Defending Free Speech in the UK

 
Stand with BritainWe received an email the other day from Patrick Vidaud in London. He’s trying to organize a march for the support of free expression in Britain.

I am canvassing individuals and organisations to gather support for a march in London some time soon in defence of freedom of expression. I do not represent anyone other than myself. I am concerned, as no doubt are many others, that fear, dressed up as sensitivity, may tempt some in power to allow our most precious right to be circumscribed, to be eroded. We need to stand up, be counted and be seen.

The strength and survival of true democracy depends most of all on the free expression of ideas. All ideas. There cannot be any compromise on this. As Voltaire said to one of his foes “I despise your views but I am prepared to die for your right to express them”.

I am proposing the usual; a march on a weekend day from Hyde Park to Trafalgar Square. Would you give your support to such a demonstration?

Patrick Vidaud, London.

To our UK readers: if you want to help out, email Mr. Vidaud at marchforfreespeech@googlemail.com. His blog is marchforfreeexpression.blogspot.com.

He also asked us, “And, while we’re at it, how about a corresponding US march?”

Well, how about it?
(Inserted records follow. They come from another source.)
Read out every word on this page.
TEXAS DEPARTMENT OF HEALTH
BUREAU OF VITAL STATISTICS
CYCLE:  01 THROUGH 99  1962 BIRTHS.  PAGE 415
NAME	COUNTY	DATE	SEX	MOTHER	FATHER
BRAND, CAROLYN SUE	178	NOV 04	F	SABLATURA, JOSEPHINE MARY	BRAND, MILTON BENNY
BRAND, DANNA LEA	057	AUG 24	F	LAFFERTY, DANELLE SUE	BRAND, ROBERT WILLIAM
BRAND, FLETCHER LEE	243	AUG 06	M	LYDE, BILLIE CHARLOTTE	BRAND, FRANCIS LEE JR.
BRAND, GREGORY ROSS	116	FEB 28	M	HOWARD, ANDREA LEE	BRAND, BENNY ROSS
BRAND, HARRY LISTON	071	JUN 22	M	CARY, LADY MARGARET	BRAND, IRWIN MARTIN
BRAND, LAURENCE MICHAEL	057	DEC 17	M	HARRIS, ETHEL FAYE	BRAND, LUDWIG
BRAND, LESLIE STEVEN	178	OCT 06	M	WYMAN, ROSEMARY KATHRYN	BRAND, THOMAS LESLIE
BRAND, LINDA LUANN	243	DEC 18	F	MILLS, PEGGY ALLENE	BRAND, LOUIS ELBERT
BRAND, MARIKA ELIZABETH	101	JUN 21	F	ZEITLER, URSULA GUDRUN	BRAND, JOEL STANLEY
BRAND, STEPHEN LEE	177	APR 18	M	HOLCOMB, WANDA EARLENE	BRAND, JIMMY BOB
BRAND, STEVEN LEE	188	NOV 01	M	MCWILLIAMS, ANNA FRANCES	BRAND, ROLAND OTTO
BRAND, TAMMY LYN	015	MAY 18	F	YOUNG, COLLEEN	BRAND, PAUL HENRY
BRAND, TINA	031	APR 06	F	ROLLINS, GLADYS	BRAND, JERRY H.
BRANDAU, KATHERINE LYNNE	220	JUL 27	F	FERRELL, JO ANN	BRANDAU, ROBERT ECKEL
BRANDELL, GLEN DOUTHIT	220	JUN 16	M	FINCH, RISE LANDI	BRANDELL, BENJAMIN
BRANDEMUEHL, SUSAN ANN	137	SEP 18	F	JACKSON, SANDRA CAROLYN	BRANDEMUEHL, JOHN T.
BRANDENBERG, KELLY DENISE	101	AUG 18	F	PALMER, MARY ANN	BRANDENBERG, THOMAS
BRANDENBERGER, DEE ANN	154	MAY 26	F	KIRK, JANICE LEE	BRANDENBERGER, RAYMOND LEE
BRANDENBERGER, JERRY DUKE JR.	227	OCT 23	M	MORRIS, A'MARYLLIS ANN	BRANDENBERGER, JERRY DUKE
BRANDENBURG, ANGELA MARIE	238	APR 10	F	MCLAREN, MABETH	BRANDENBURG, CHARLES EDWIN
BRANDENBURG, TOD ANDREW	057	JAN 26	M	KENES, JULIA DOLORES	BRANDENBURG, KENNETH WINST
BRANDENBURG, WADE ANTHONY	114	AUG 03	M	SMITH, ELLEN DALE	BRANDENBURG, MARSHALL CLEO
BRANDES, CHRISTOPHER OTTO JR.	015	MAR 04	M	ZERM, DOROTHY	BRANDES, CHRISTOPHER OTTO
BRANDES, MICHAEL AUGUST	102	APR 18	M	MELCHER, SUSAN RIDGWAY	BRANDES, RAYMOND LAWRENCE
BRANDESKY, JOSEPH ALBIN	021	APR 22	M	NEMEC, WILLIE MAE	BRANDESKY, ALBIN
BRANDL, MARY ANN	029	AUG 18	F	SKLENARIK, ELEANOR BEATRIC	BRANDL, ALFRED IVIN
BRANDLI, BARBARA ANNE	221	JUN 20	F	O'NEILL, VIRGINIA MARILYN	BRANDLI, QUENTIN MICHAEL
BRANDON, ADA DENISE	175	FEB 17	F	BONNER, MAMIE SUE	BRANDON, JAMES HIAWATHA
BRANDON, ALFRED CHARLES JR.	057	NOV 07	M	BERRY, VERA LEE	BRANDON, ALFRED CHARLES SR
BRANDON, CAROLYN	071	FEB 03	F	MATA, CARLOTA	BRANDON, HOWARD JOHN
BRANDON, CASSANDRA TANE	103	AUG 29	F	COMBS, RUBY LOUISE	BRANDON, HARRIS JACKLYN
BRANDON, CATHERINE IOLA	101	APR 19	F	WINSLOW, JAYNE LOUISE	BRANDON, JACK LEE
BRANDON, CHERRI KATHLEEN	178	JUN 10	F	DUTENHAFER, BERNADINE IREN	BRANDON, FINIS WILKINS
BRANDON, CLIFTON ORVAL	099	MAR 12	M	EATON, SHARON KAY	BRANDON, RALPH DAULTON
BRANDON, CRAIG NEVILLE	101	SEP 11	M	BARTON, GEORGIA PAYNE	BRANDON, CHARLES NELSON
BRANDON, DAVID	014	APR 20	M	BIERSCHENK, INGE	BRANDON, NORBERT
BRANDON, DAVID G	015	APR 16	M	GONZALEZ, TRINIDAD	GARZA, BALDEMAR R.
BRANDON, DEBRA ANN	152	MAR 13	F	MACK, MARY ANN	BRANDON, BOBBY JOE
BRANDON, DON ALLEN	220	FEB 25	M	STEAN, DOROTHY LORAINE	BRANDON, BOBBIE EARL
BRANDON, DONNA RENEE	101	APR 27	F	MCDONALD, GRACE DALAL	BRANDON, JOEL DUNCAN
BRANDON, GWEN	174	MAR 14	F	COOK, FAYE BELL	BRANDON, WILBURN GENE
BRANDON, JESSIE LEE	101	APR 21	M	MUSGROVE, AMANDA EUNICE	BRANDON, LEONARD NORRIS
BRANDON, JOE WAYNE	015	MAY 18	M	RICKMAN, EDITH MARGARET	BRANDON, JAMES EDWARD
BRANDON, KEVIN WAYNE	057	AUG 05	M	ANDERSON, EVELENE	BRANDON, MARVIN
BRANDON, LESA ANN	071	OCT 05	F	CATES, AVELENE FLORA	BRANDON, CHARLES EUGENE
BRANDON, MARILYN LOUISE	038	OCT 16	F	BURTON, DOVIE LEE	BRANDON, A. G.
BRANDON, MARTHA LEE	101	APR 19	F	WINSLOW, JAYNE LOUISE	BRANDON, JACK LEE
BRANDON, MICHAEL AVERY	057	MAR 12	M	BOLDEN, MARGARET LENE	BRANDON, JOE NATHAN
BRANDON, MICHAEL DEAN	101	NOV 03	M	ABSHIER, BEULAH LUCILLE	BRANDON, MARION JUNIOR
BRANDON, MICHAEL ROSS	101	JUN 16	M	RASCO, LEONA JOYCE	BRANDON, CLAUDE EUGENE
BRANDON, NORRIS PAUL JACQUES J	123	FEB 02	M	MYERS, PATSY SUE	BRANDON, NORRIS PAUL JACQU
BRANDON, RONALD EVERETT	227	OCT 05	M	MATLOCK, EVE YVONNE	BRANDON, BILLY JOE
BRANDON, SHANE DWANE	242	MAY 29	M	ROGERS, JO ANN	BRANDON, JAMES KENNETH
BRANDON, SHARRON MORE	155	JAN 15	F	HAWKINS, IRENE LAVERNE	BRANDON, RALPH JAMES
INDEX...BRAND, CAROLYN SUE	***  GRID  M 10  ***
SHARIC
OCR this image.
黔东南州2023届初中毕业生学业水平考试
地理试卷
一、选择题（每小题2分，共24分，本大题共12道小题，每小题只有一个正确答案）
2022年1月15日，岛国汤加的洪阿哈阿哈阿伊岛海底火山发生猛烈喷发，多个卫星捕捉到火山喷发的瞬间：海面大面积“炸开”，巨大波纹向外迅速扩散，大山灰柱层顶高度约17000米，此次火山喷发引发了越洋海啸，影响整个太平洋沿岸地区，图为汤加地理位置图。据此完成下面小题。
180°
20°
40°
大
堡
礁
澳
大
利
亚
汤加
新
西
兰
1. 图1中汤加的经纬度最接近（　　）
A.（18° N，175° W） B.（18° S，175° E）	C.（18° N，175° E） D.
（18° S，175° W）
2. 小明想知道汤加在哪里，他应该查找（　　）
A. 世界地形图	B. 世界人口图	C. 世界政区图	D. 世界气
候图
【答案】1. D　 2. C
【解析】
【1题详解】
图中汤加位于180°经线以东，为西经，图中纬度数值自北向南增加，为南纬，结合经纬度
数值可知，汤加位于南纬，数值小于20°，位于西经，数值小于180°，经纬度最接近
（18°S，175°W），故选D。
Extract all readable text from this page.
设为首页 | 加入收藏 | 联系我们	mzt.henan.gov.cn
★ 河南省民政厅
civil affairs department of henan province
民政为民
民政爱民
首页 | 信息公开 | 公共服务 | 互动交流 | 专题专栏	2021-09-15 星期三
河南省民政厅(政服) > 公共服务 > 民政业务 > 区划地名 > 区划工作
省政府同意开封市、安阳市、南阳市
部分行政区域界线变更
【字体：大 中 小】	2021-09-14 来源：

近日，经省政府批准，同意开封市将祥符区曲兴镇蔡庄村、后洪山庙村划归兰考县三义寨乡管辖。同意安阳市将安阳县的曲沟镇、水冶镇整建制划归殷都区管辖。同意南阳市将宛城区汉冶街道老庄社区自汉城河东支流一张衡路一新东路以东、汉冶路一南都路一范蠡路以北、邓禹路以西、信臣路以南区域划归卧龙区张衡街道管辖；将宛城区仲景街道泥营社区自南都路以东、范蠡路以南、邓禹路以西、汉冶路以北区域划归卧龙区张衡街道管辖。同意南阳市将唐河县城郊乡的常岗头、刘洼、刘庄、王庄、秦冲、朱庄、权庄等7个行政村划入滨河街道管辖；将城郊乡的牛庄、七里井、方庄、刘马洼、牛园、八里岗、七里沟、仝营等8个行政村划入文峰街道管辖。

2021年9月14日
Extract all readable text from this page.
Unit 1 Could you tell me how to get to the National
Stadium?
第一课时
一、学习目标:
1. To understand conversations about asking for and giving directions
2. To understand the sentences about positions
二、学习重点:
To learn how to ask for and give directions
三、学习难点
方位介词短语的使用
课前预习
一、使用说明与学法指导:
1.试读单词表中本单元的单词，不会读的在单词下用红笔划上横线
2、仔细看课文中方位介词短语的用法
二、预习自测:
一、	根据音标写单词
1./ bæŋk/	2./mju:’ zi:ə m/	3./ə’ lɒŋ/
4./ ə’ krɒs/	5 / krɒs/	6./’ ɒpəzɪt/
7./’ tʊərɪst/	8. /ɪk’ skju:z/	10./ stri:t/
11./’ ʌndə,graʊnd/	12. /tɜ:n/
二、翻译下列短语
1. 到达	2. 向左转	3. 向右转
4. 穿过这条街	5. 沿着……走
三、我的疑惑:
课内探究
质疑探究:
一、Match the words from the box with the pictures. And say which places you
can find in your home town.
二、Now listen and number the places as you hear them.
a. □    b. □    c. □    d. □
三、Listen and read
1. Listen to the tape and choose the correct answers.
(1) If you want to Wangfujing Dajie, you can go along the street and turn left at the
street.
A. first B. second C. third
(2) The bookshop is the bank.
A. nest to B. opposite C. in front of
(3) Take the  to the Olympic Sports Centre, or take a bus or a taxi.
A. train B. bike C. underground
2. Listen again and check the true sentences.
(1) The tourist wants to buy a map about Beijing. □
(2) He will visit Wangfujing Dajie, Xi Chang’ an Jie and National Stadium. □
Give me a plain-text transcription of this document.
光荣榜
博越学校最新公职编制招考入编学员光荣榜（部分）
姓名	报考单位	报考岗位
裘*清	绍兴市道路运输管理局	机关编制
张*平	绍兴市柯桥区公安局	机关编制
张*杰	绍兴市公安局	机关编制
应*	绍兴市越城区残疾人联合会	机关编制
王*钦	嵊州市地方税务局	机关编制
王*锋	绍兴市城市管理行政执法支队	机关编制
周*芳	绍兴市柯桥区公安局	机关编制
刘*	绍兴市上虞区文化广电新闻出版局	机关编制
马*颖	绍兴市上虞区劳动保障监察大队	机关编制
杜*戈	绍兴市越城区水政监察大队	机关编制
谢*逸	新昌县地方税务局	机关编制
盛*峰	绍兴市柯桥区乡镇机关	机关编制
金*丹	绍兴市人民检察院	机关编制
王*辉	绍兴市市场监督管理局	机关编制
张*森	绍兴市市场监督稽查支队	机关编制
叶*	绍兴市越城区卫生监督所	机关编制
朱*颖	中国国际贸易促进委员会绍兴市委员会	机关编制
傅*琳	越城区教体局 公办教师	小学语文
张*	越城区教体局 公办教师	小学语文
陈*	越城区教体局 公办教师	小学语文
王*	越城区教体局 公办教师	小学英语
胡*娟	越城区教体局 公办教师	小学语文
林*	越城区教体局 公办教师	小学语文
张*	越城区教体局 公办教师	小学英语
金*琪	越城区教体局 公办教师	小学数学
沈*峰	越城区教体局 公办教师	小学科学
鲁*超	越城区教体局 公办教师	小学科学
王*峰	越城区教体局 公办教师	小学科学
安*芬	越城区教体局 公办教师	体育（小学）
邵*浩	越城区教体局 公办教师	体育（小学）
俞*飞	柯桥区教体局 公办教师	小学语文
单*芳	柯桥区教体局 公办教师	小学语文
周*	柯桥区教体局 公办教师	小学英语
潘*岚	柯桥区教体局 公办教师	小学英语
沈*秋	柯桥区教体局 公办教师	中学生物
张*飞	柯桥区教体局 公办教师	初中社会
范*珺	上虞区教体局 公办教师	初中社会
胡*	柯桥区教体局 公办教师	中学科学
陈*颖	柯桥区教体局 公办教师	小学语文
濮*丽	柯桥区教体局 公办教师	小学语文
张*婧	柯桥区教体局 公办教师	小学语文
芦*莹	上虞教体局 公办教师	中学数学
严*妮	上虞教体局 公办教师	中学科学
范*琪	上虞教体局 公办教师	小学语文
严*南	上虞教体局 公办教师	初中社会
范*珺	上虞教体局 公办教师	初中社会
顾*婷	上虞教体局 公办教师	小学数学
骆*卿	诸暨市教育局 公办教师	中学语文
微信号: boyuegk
Or do we have to wait until raging mobs torch our embassies about cartoons in our papers?

Oh, that’s right — none of the major dailies in this country has printed the cartoons yet…

4 thoughts on “Defending Free Speech in the UK

  1. As they say, a picture is worth a thousand words. You’ve maybe seen the photo at Jihad Watch of the cartoon protestor with the sign that says, “Freedom of expression is western terrorism” – now that needs to be made into a T-shirt and sold by the thousands. It says it all.

  2. The Philadelphia Inquirer has printed the original set of cartoons. Anyone can understand that they would not print the PC-manipulation purporting to show Muhammad receiving sex from a dog on the grounds that it is obscene.

    chsw

  3. chsw10605, the dog-sex cartoon was not one of the 12 published in the Jyllands-Posten newspaper. It was one of three ‘cartoons’ that the Danish imams showed around in their tour of the Middle East to rouse anger at Denmark.